The 1948 Cleveland Indians won the World Series in what remains one of the more complete team performances of the post-war decade. Bob Feller, Bob Lemon, and Gene Bearden formed one of the finest rotations in the AL. Larry Doby became a genuine force. Lou Boudreau, the player-manager, had one of the finest seasons of his career - hitting .355 with 18 home runs and winning the AL MVP. The Indians finished tied with the Red Sox after 154 games, requiring a one-game playoff - which Cleveland won on the strength of Bearden's complete game. The subsequent World Series sweep of the Braves in six games was convincing. It was the last time the Indians franchise won a World Series, a drought that stretched to the franchise's Cleveland era-ending move. The +272 run differential makes this one of the most dominant teams on the lower half of this list.

#49
1969
New York Mets - "Miracle Mets"
100-62 | Won World Series vs Baltimore Orioles
.617Win%
632RS
541RA
+91Diff

The 1969 Mets are the only team on this list ranked primarily on the basis of what they meant rather than what their numbers said. A run differential of +91 is by far the lowest on the list, and .617 is the lowest winning percentage. But 100 wins is 100 wins, and the Mets won theirs as a team that had finished ninth in the NL just three years earlier. Tom Seaver (25-7) and Jerry Koosman formed a two-ace tandem that was legitimately elite. Tug McGraw from the bullpen.
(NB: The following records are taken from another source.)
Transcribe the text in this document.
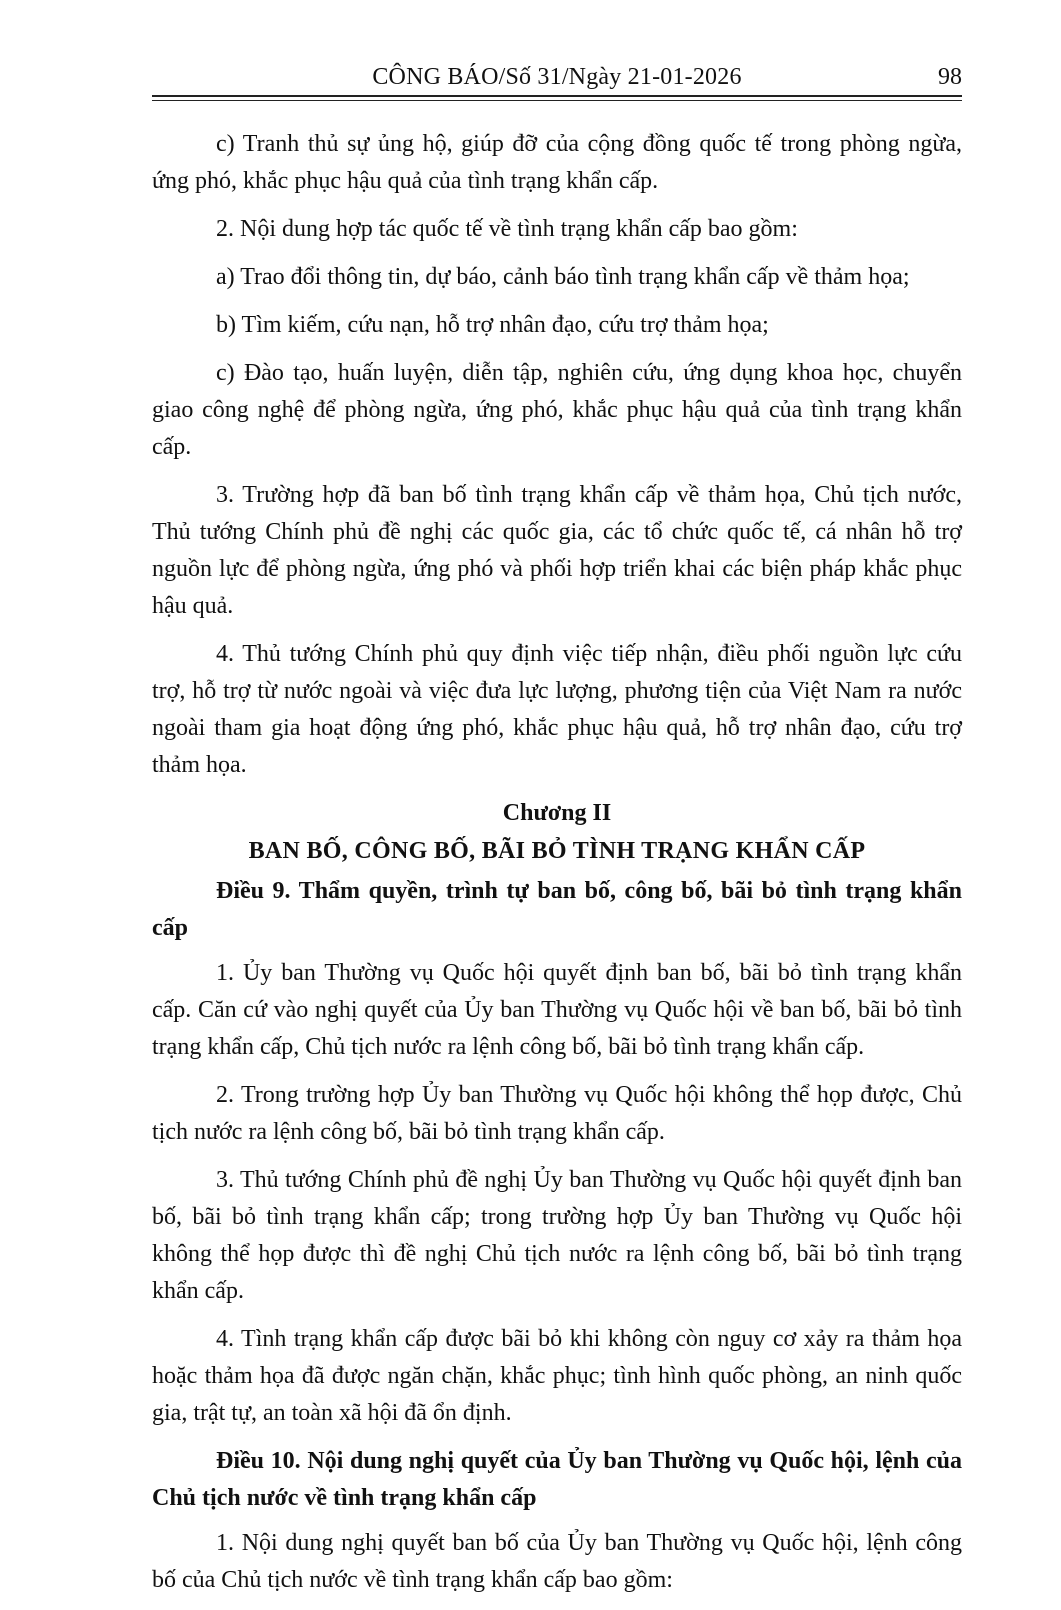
CÔNG BÁO/Số 31/Ngày 21-01-2026	98

c) Tranh thủ sự ủng hộ, giúp đỡ của cộng đồng quốc tế trong phòng ngừa, ứng phó, khắc phục hậu quả của tình trạng khẩn cấp.

2. Nội dung hợp tác quốc tế về tình trạng khẩn cấp bao gồm:

a) Trao đổi thông tin, dự báo, cảnh báo tình trạng khẩn cấp về thảm họa;

b) Tìm kiếm, cứu nạn, hỗ trợ nhân đạo, cứu trợ thảm họa;

c) Đào tạo, huấn luyện, diễn tập, nghiên cứu, ứng dụng khoa học, chuyển giao công nghệ để phòng ngừa, ứng phó, khắc phục hậu quả của tình trạng khẩn cấp.

3. Trường hợp đã ban bố tình trạng khẩn cấp về thảm họa, Chủ tịch nước, Thủ tướng Chính phủ đề nghị các quốc gia, các tổ chức quốc tế, cá nhân hỗ trợ nguồn lực để phòng ngừa, ứng phó và phối hợp triển khai các biện pháp khắc phục hậu quả.

4. Thủ tướng Chính phủ quy định việc tiếp nhận, điều phối nguồn lực cứu trợ, hỗ trợ từ nước ngoài và việc đưa lực lượng, phương tiện của Việt Nam ra nước ngoài tham gia hoạt động ứng phó, khắc phục hậu quả, hỗ trợ nhân đạo, cứu trợ thảm họa.

Chương II
BAN BỐ, CÔNG BỐ, BÃI BỎ TÌNH TRẠNG KHẨN CẤP
Điều 9. Thẩm quyền, trình tự ban bố, công bố, bãi bỏ tình trạng khẩn cấp

1. Ủy ban Thường vụ Quốc hội quyết định ban bố, bãi bỏ tình trạng khẩn cấp. Căn cứ vào nghị quyết của Ủy ban Thường vụ Quốc hội về ban bố, bãi bỏ tình trạng khẩn cấp, Chủ tịch nước ra lệnh công bố, bãi bỏ tình trạng khẩn cấp.

2. Trong trường hợp Ủy ban Thường vụ Quốc hội không thể họp được, Chủ tịch nước ra lệnh công bố, bãi bỏ tình trạng khẩn cấp.

3. Thủ tướng Chính phủ đề nghị Ủy ban Thường vụ Quốc hội quyết định ban bố, bãi bỏ tình trạng khẩn cấp; trong trường hợp Ủy ban Thường vụ Quốc hội không thể họp được thì đề nghị Chủ tịch nước ra lệnh công bố, bãi bỏ tình trạng khẩn cấp.

4. Tình trạng khẩn cấp được bãi bỏ khi không còn nguy cơ xảy ra thảm họa hoặc thảm họa đã được ngăn chặn, khắc phục; tình hình quốc phòng, an ninh quốc gia, trật tự, an toàn xã hội đã ổn định.

Điều 10. Nội dung nghị quyết của Ủy ban Thường vụ Quốc hội, lệnh của Chủ tịch nước về tình trạng khẩn cấp

1. Nội dung nghị quyết ban bố của Ủy ban Thường vụ Quốc hội, lệnh công bố của Chủ tịch nước về tình trạng khẩn cấp bao gồm:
Cleon Jones, Tommie Agee, and Donn Clendenon providing enough offence. The World Series upset of the Baltimore Orioles - a team with 109 regular season wins and every rational advantage - was one of the great results in baseball history. The Mets earned their place here not by dominating but by becoming the definitive proof that October baseball follows no rules.

#50
1942
New York Yankees
103-51 | Lost World Series to St. Louis Cardinals
.669Win%
801RS
507RA
+294Diff

The 1942 Yankees went 103-51 with a .669 winning percentage and a run differential of +294 - numbers that would sit considerably higher on this list were it not for the clustering of extraordinary teams in that winning percentage range. Joe Gordon won the AL MVP. Joe DiMaggio hit .305 following his famous 56-game streak the previous year. Red Ruffing, Ernie Bonham, and Tiny Bonham gave the rotation enough to work with. The Yankees won the AL pennant by nine games and were clear favourites against the Cardinals. They lost the World Series in five games to a St. Louis team that had been winning 106 games and was quietly building one of the great wartime dynasties in baseball history. The Cardinals appear at #16 on this list. It says something about the quality of both teams that losing the World Series cost the Yankees a placement above #50.

Methodology note: Rankings weight winning percentage first, run differential second, and historical context third. World Series results are noted but do not drive placement - this is a regular season ranking. Seasons played in shortened schedules (1918, 1919, 1994, 1995, 2020) are evaluated on winning percentage basis. Stats sourced from Baseball-Reference.com and Retrosheet.